Подбери механизм под приложение
Ключ от дома, ключ от машины и карта-ключ от отеля — всё это «ключи»; выбираешь ты по двери, а не по моде.
Сессии для обычного веб-приложения (просто, мгновенно отзываемо); короткоживущие JWT плюс refresh, когда нужен безсостоятельный масштаб по сервисам; OIDC для соц-логина и SSO; API-ключи для «машина — машина». Добавляй MFA везде, где это важно, особенно на админских аккаунтах. Выбирай по форме своего приложения, а не по тому, что звучит продвинуто.
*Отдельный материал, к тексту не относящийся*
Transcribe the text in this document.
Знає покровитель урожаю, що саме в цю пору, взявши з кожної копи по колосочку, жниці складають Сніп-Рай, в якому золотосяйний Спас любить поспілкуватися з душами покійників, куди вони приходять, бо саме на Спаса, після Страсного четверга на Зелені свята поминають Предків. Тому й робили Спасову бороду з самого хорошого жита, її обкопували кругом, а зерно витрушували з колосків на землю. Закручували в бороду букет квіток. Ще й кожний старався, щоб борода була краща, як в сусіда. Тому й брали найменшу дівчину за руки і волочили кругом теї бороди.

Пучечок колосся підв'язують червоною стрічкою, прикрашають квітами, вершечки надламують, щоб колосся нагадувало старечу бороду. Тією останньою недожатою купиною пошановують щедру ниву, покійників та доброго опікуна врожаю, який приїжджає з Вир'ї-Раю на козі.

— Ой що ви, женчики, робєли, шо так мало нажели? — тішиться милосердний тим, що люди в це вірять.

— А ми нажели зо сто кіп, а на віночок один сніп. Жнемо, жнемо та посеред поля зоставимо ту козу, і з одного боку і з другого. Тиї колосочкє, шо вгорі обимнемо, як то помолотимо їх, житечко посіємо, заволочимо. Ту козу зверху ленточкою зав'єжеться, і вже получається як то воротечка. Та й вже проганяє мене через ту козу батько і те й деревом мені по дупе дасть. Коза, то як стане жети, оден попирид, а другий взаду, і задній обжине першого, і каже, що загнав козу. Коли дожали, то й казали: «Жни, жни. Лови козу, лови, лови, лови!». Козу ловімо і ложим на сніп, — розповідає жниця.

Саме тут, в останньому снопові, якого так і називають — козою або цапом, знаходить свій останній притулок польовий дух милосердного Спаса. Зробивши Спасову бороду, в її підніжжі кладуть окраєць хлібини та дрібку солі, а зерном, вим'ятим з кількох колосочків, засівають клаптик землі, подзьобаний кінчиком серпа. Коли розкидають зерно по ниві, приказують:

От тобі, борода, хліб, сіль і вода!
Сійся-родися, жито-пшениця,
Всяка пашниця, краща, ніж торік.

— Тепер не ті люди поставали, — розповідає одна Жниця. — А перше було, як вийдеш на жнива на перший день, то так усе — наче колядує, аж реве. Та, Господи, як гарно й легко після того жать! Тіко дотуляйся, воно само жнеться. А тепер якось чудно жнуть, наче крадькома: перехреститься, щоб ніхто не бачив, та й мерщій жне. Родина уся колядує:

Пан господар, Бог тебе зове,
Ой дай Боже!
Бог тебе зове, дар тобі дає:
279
- Пароли медленно хешируются (Argon2/bcrypt) и никогда не хранятся текстом? - Доступна ли MFA и обязательна ли для админов? - Каждый ли эндпоинт проверяет authZ — роль и владение объектом? - Токены в httpOnly-куках, короткоживущие и никогда не в URL или git? - Настоящая проверка на сервере, без доверия ролям от клиента? - Использую ли я проверенную библиотеку/провайдера вместо самопальной схемы?
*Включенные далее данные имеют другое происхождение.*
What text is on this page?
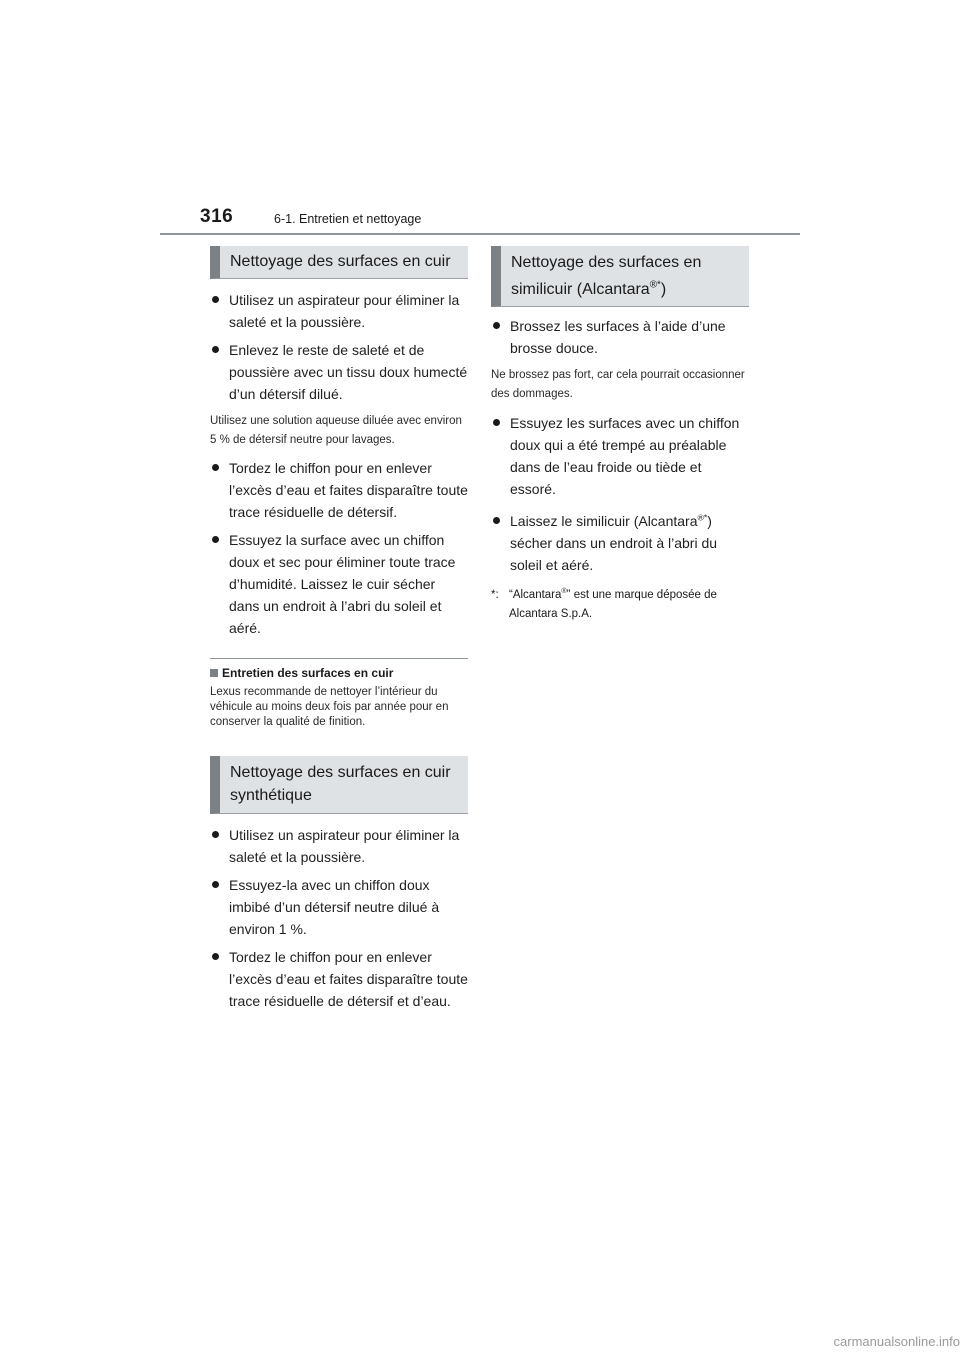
316	6-1. Entretien et nettoyage
Nettoyage des surfaces en cuir
Utilisez un aspirateur pour éliminer la saleté et la poussière.
Enlevez le reste de saleté et de poussière avec un tissu doux humecté d’un détersif dilué.
Utilisez une solution aqueuse diluée avec environ 5 % de détersif neutre pour lavages.
Tordez le chiffon pour en enlever l’excès d’eau et faites disparaître toute trace résiduelle de détersif.
Essuyez la surface avec un chiffon doux et sec pour éliminer toute trace d’humidité. Laissez le cuir sécher dans un endroit à l’abri du soleil et aéré.
Entretien des surfaces en cuir
Lexus recommande de nettoyer l’intérieur du véhicule au moins deux fois par année pour en conserver la qualité de finition.
Nettoyage des surfaces en cuir synthétique
Utilisez un aspirateur pour éliminer la saleté et la poussière.
Essuyez-la avec un chiffon doux imbibé d’un détersif neutre dilué à environ 1 %.
Tordez le chiffon pour en enlever l’excès d’eau et faites disparaître toute trace résiduelle de détersif et d’eau.
Nettoyage des surfaces en similicuir (Alcantara®*)
Brossez les surfaces à l’aide d’une brosse douce.
Ne brossez pas fort, car cela pourrait occasionner des dommages.
Essuyez les surfaces avec un chiffon doux qui a été trempé au préalable dans de l’eau froide ou tiède et essoré.
Laissez le similicuir (Alcantara®*) sécher dans un endroit à l’abri du soleil et aéré.
*: “Alcantara®” est une marque déposée de Alcantara S.p.A.
carmanualsonline.info
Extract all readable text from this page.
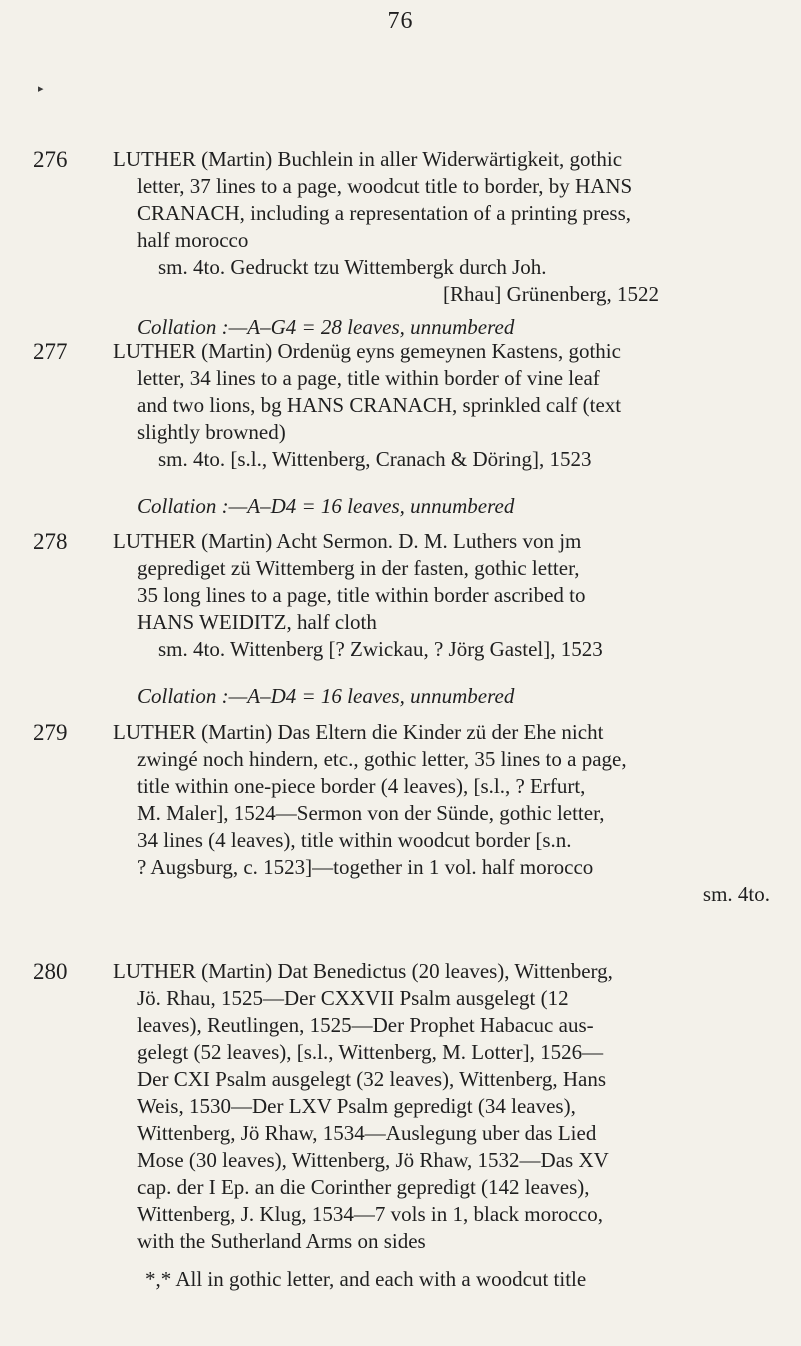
76
▸
276 LUTHER (Martin) Buchlein in aller Widerwärtigkeit, gothic
letter, 37 lines to a page, woodcut title to border, by HANS
CRANACH, including a representation of a printing press,
half morocco
sm. 4to. Gedruckt tzu Wittembergk durch Joh.
[Rhau] Grünenberg, 1522
Collation :—A–G4 = 28 leaves, unnumbered
277 LUTHER (Martin) Ordenüg eyns gemeynen Kastens, gothic
letter, 34 lines to a page, title within border of vine leaf
and two lions, bg HANS CRANACH, sprinkled calf (text
slightly browned)
sm. 4to. [s.l., Wittenberg, Cranach & Döring], 1523
Collation :—A–D4 = 16 leaves, unnumbered
278 LUTHER (Martin) Acht Sermon. D. M. Luthers von jm
geprediget zü Wittemberg in der fasten, gothic letter,
35 long lines to a page, title within border ascribed to
HANS WEIDITZ, half cloth
sm. 4to. Wittenberg [? Zwickau, ? Jörg Gastel], 1523
Collation :—A–D4 = 16 leaves, unnumbered
279 LUTHER (Martin) Das Eltern die Kinder zü der Ehe nicht
zwingé noch hindern, etc., gothic letter, 35 lines to a page,
title within one-piece border (4 leaves), [s.l., ? Erfurt,
M. Maler], 1524—Sermon von der Sünde, gothic letter,
34 lines (4 leaves), title within woodcut border [s.n.
? Augsburg, c. 1523]—together in 1 vol. half morocco
sm. 4to.
280 LUTHER (Martin) Dat Benedictus (20 leaves), Wittenberg,
Jö. Rhau, 1525—Der CXXVII Psalm ausgelegt (12
leaves), Reutlingen, 1525—Der Prophet Habacuc aus-
gelegt (52 leaves), [s.l., Wittenberg, M. Lotter], 1526—
Der CXI Psalm ausgelegt (32 leaves), Wittenberg, Hans
Weis, 1530—Der LXV Psalm gepredigt (34 leaves),
Wittenberg, Jö Rhaw, 1534—Auslegung uber das Lied
Mose (30 leaves), Wittenberg, Jö Rhaw, 1532—Das XV
cap. der I Ep. an die Corinther gepredigt (142 leaves),
Wittenberg, J. Klug, 1534—7 vols in 1, black morocco,
with the Sutherland Arms on sides
*,* All in gothic letter, and each with a woodcut title
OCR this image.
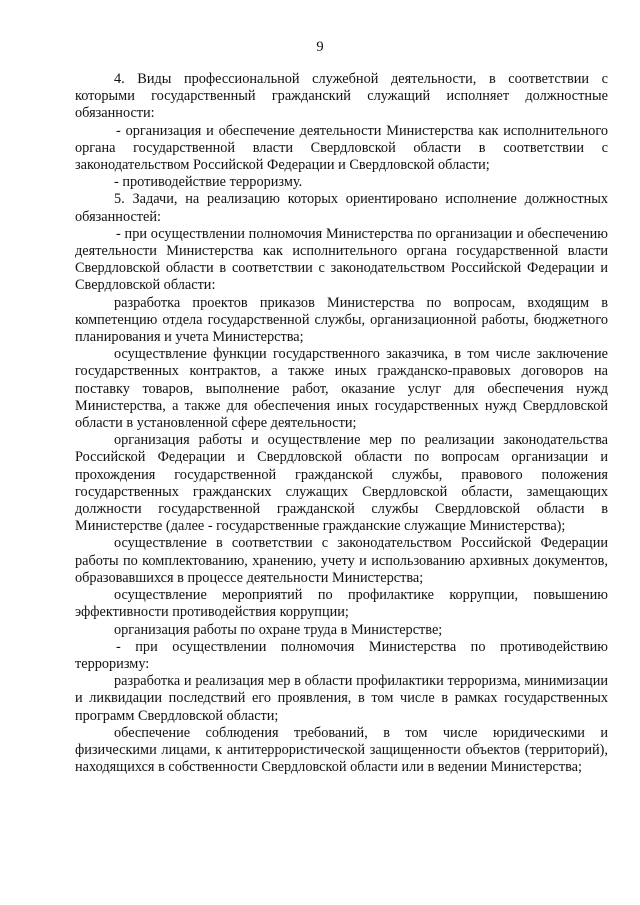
9

4. Виды профессиональной служебной деятельности, в соответствии с которыми государственный гражданский служащий исполняет должностные обязанности:

- организация и обеспечение деятельности Министерства как исполнительного органа государственной власти Свердловской области в соответствии с законодательством Российской Федерации и Свердловской области;

- противодействие терроризму.

5. Задачи, на реализацию которых ориентировано исполнение должностных обязанностей:

- при осуществлении полномочия Министерства по организации и обеспечению деятельности Министерства как исполнительного органа государственной власти Свердловской области в соответствии с законодательством Российской Федерации и Свердловской области:

разработка проектов приказов Министерства по вопросам, входящим в компетенцию отдела государственной службы, организационной работы, бюджетного планирования и учета Министерства;

осуществление функции государственного заказчика, в том числе заключение государственных контрактов, а также иных гражданско-правовых договоров на поставку товаров, выполнение работ, оказание услуг для обеспечения нужд Министерства, а также для обеспечения иных государственных нужд Свердловской области в установленной сфере деятельности;

организация работы и осуществление мер по реализации законодательства Российской Федерации и Свердловской области по вопросам организации и прохождения государственной гражданской службы, правового положения государственных гражданских служащих Свердловской области, замещающих должности государственной гражданской службы Свердловской области в Министерстве (далее - государственные гражданские служащие Министерства);

осуществление в соответствии с законодательством Российской Федерации работы по комплектованию, хранению, учету и использованию архивных документов, образовавшихся в процессе деятельности Министерства;

осуществление мероприятий по профилактике коррупции, повышению эффективности противодействия коррупции;

организация работы по охране труда в Министерстве;

- при осуществлении полномочия Министерства по противодействию терроризму:

разработка и реализация мер в области профилактики терроризма, минимизации и ликвидации последствий его проявления, в том числе в рамках государственных программ Свердловской области;

обеспечение соблюдения требований, в том числе юридическими и физическими лицами, к антитеррористической защищенности объектов (территорий), находящихся в собственности Свердловской области или в ведении Министерства;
- Смена id в URL показывает чужие данные. - Право живёт в куке или скрытом поле, которое клиент может править. - Пароли хранятся текстом или в MD5. - Нет способа отозвать залогиненного пользователя, кроме ожидания истечения. - Нет MFA на аккаунтах, способных нанести больше всего урона. - Ты написал свою схему токенов или крипту.
- AuthN и authZ раздельны, и authZ проверяется на каждый запрос. - Каждый доступ к объекту проверяет, что этот пользователь владеет этой вещью. - Креденшлы хешированы, ограничены по области, короткоживущи и ротируемы. - Сервер — это власть; ничто не доверяет клиенту. - Ты можешь отозвать доступ и увидеть кто что сделал в логе. - Тяжёлая работа лежит в проверенной библиотеке или провайдере, а не в твоём коде.
Auth — это не место, где умничают. Это место, где правильно используют стандарты, отказывают по умолчанию и никогда, ни за что не доверяют клиенту.